While the maid cleared away the sherry decanters and trays of sweet biscuits, the butler ushered the guests to the front hall. Claude, along with Professor Rinaldo and Miss Harmon, had the privilege of staying for the medium's private performance, the weekly seance. During that first interview with McFadden, he'd implanted an impression of himself as a scholar of the occult who deserved a place in the Order's inner circle.
Standing, Violet said to Claude, "Will you be joining us as usual, Mr. D'Arnot?"
He heard an atypical strain in her voice. *Yes, something's bothering her tonight.* Clad in a loose, white robe, with her chestnut hair unbound, showing golden highlights in the lamp's glow, she looked ethereally delicate. Claude knew the appearance belied the facts; she managed McFadden's correspondence and financial affairs as well as any hired secretary could have. Despite her cheerful cooperation in her uncle's spiritualist schemes, in other matters she retained her innocence. Claude suspected she had no idea of the erotic symbolism of the bronze ankh pendant she wore.
Her fleeting blush, evoked by his intent gaze, stirred his appetite. He had to restrain himself from touching her by a stern reminder that he had no socially acceptable excuse for doing so.
"You know I wouldn't miss it." He said more quietly, "Miss Cade, you seem troubled. Can I help?"
Violet's aura darkened, her smile fading. "There's no need." She cast a nervous glance toward her uncle, making his farewells to the uninitiated. "There's nothing wrong."

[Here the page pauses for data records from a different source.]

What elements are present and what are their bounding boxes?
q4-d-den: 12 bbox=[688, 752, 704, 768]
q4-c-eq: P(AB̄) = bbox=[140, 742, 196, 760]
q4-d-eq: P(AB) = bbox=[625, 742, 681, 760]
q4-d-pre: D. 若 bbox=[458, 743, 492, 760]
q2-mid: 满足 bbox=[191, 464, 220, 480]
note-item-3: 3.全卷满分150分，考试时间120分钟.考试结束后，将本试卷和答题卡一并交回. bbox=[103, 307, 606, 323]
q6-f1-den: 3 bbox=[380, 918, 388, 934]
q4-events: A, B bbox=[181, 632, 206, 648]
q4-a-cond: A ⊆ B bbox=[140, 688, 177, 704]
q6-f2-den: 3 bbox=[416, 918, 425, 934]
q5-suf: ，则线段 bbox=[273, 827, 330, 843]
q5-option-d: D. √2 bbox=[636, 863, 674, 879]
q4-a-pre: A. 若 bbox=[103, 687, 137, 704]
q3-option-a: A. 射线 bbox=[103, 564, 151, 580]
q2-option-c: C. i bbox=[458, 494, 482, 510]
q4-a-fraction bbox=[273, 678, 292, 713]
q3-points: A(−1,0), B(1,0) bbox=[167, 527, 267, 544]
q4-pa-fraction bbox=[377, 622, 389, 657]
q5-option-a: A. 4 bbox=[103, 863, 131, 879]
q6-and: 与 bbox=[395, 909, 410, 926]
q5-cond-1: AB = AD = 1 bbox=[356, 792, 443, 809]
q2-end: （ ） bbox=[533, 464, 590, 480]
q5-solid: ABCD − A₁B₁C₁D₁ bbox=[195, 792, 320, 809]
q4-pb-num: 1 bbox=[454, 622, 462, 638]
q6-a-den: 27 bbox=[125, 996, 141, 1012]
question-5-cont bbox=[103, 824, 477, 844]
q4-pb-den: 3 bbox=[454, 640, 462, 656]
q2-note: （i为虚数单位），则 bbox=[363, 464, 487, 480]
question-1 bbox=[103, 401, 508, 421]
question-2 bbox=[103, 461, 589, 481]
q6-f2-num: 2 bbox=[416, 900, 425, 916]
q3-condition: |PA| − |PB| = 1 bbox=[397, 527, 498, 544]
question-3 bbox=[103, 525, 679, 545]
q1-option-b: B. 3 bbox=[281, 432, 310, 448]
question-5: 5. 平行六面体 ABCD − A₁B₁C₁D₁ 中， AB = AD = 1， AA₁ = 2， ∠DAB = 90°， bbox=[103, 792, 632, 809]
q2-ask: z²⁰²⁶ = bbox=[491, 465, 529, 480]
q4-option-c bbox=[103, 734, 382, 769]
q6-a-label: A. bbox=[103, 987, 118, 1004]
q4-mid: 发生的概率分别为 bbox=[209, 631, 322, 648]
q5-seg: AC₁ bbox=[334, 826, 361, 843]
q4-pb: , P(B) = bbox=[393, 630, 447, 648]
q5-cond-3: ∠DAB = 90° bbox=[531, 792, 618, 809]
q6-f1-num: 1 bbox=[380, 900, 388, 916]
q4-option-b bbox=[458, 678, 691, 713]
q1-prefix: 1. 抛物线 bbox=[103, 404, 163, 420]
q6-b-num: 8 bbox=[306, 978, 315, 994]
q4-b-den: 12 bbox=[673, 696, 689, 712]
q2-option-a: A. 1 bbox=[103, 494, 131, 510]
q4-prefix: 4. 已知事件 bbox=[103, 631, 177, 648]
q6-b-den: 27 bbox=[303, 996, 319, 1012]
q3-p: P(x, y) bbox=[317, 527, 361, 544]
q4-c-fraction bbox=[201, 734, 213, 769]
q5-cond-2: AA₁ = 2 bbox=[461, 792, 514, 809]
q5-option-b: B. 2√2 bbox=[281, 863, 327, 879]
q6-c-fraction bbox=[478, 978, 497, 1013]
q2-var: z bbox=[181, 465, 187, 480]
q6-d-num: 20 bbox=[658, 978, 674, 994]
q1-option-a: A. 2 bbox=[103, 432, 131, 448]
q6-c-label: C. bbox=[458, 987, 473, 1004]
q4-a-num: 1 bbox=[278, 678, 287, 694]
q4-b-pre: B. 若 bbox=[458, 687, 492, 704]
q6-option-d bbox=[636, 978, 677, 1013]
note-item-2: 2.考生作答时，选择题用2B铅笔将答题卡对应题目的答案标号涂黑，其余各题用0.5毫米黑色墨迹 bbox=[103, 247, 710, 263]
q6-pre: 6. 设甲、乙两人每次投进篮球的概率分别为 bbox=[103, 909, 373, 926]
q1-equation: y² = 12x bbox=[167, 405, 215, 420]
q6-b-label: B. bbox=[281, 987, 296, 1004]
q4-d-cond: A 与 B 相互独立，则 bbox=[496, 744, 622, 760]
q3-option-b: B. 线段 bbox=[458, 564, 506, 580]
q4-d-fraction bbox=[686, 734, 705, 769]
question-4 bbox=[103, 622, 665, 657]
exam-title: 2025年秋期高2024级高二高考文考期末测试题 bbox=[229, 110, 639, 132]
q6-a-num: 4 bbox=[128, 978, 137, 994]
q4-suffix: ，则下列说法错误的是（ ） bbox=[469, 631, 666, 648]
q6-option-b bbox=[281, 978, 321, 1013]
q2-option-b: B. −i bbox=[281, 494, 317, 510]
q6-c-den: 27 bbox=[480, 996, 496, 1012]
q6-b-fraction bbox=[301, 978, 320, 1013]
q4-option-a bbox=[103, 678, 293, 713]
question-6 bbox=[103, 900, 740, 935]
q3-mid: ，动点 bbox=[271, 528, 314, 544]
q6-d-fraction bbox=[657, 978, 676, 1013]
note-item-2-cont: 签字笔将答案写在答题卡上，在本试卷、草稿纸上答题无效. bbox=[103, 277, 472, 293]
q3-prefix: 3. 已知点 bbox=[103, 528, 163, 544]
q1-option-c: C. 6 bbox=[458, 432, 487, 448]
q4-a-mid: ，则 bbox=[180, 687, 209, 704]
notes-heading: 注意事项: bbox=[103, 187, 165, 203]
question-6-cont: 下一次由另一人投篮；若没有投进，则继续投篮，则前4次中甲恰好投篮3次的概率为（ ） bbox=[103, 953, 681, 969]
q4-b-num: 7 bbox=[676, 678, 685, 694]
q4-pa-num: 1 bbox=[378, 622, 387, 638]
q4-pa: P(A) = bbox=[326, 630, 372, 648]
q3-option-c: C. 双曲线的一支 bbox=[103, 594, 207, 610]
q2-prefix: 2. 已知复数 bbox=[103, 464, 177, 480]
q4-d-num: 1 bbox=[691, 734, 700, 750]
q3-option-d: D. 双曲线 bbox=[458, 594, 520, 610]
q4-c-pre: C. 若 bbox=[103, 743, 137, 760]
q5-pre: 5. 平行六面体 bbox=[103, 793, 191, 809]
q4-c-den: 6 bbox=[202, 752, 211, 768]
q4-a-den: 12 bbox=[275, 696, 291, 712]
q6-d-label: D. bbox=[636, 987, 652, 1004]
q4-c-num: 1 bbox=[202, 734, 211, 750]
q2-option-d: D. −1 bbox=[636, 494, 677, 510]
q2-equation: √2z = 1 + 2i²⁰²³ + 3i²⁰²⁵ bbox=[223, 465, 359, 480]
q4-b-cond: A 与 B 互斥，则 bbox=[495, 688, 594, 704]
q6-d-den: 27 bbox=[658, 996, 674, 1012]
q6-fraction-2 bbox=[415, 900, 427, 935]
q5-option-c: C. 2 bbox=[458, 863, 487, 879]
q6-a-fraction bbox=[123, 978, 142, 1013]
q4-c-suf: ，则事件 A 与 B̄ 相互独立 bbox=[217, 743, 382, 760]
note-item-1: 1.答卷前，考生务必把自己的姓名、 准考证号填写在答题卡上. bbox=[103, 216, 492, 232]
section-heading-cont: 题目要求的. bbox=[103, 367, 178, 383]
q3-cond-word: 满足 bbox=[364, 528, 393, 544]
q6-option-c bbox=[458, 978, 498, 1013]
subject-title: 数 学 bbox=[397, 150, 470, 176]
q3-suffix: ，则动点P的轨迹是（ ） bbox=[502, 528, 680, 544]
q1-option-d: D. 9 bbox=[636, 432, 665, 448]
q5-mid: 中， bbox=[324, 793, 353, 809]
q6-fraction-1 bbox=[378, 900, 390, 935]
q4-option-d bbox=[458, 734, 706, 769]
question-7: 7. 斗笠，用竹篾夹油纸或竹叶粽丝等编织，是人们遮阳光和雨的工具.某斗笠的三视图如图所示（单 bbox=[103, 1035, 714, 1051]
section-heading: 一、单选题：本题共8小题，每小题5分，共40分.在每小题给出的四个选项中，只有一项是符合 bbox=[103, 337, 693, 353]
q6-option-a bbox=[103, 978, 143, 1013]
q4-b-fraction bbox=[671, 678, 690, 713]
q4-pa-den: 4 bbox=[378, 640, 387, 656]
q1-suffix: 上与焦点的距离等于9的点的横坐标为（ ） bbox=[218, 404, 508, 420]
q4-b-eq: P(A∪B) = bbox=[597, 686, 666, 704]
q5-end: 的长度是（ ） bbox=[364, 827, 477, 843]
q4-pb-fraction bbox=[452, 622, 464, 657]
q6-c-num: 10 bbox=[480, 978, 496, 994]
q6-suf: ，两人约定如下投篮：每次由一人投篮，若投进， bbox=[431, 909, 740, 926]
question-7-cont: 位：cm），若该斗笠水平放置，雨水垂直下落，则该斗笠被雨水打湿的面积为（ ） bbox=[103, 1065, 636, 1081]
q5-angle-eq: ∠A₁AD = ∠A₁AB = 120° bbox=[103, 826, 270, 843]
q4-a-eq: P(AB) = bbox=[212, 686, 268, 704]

Without directly challenging the lie, Claude whispered, "Please keep in mind, if I can offer you any assistance, simply ask."
McFadden walked over to her. "Come along, Violet. It's past time to begin the sitting."
Violet flinched, though her uncle spoke softly. "Yes, I suppose so."
*I've never seen her reluctant to participate before,* Claude thought. *And what has the man done to her?* His own indignation at the idea of her being hurt surprised him. Feeling possessive about the girl already? Not a good sign.